His mouth was parched with thirst but he could not even reach out for his water bottle. “I cannot survive any more of his turns,” the old man confessed. “I must get him now!” “Of course you can!” he said to himself. “You can take many more of his turns. You are the best.”

“You have made up your mind to kill me now, fish,” the old man stated. “You have every right to do that, of course. I have never seen a calmer, greater, nobler, braver fish or one who is as beautiful as you are, my brother!” he complimented the fish.

“Well, go ahead and kill me now! I do not care anymore who kills whom now.” “Your head is all muddled up now,” the old man said to himself. “It is important that you manage to clear your head. You should learn to endure pain like a real man, or even a fish for that matter. Clear up, head,” he ordered in a voice that was almost inaudible. “Clear up right now!”

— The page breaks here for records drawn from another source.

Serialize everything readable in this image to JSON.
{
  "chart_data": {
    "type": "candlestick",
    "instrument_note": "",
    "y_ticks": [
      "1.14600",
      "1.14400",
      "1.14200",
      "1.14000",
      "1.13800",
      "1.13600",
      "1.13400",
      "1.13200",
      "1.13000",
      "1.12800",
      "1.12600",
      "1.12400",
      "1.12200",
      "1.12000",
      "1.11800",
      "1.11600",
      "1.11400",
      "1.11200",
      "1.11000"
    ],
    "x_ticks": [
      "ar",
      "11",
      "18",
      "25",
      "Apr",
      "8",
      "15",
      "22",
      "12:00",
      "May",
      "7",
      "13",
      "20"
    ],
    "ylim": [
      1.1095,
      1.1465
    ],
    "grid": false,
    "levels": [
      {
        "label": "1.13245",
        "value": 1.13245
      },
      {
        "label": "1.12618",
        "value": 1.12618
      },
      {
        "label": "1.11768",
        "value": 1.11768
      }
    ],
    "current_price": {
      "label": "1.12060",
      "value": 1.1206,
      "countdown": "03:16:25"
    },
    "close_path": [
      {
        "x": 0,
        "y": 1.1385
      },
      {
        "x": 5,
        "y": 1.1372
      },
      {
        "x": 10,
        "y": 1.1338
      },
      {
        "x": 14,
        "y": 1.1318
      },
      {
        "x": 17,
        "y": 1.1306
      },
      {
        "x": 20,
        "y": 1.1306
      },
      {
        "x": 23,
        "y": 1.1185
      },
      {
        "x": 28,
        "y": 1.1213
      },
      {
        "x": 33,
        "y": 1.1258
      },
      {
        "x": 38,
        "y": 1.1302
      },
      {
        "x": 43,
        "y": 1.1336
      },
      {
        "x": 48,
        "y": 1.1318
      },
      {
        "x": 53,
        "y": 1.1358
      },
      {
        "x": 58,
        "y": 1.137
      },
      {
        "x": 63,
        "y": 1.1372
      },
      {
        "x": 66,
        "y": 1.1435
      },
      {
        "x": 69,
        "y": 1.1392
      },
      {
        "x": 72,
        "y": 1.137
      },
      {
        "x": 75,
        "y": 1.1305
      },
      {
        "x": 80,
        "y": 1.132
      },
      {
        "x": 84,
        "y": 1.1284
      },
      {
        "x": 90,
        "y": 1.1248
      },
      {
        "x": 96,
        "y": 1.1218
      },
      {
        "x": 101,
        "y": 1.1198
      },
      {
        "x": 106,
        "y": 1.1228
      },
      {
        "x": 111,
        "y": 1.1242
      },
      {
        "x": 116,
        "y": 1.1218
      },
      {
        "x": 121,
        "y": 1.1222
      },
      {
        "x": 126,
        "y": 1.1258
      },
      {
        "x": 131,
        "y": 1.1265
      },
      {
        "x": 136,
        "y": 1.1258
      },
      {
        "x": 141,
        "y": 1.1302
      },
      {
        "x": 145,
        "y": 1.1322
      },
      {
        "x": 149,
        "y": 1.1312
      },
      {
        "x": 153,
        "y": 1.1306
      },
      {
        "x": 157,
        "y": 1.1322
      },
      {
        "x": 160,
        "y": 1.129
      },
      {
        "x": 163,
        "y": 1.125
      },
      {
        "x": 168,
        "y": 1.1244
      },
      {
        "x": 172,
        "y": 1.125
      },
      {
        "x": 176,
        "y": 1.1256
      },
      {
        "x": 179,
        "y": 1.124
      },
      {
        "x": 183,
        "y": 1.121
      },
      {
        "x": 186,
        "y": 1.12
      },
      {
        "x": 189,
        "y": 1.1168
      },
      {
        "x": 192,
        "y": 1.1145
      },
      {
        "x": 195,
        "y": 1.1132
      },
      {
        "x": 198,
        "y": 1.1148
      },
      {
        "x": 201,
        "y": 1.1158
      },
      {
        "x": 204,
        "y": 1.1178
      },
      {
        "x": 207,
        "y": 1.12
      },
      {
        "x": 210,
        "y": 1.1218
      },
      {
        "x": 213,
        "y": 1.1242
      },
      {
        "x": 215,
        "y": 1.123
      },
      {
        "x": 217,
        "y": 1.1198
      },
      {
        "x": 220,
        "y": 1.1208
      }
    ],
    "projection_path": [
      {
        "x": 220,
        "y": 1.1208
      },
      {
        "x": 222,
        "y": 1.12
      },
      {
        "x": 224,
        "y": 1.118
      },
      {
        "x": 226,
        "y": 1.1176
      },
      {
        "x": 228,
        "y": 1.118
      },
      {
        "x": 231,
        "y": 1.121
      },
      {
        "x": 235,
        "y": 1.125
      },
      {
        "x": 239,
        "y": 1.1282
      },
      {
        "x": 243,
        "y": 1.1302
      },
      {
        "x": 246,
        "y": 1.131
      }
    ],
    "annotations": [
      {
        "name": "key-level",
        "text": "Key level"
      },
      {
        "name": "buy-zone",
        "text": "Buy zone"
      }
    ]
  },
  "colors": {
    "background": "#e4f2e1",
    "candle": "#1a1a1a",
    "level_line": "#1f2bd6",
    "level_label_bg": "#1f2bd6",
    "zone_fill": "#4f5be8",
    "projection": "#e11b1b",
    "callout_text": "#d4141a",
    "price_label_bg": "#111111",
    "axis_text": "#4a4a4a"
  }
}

The old man used his thumb and forefinger to pinch their heads off from their bodies and ate up the shells and tails. He chewed them slowly and although they were tiny, he knew that they tasted good and were nutritious.

A man has not been made to accept defeat. He can be completely destroyed but never defeated.

DiMaggio never appears in the novel though. But he plays a vital role as Santiago hero-worships him to the point of devotion. DiMaggo is Santiago’s parameter when it comes to strength and commitment and he thinks about DiMaggio whenever he needs to be reassured about his own strength or when he is in a difficult situation.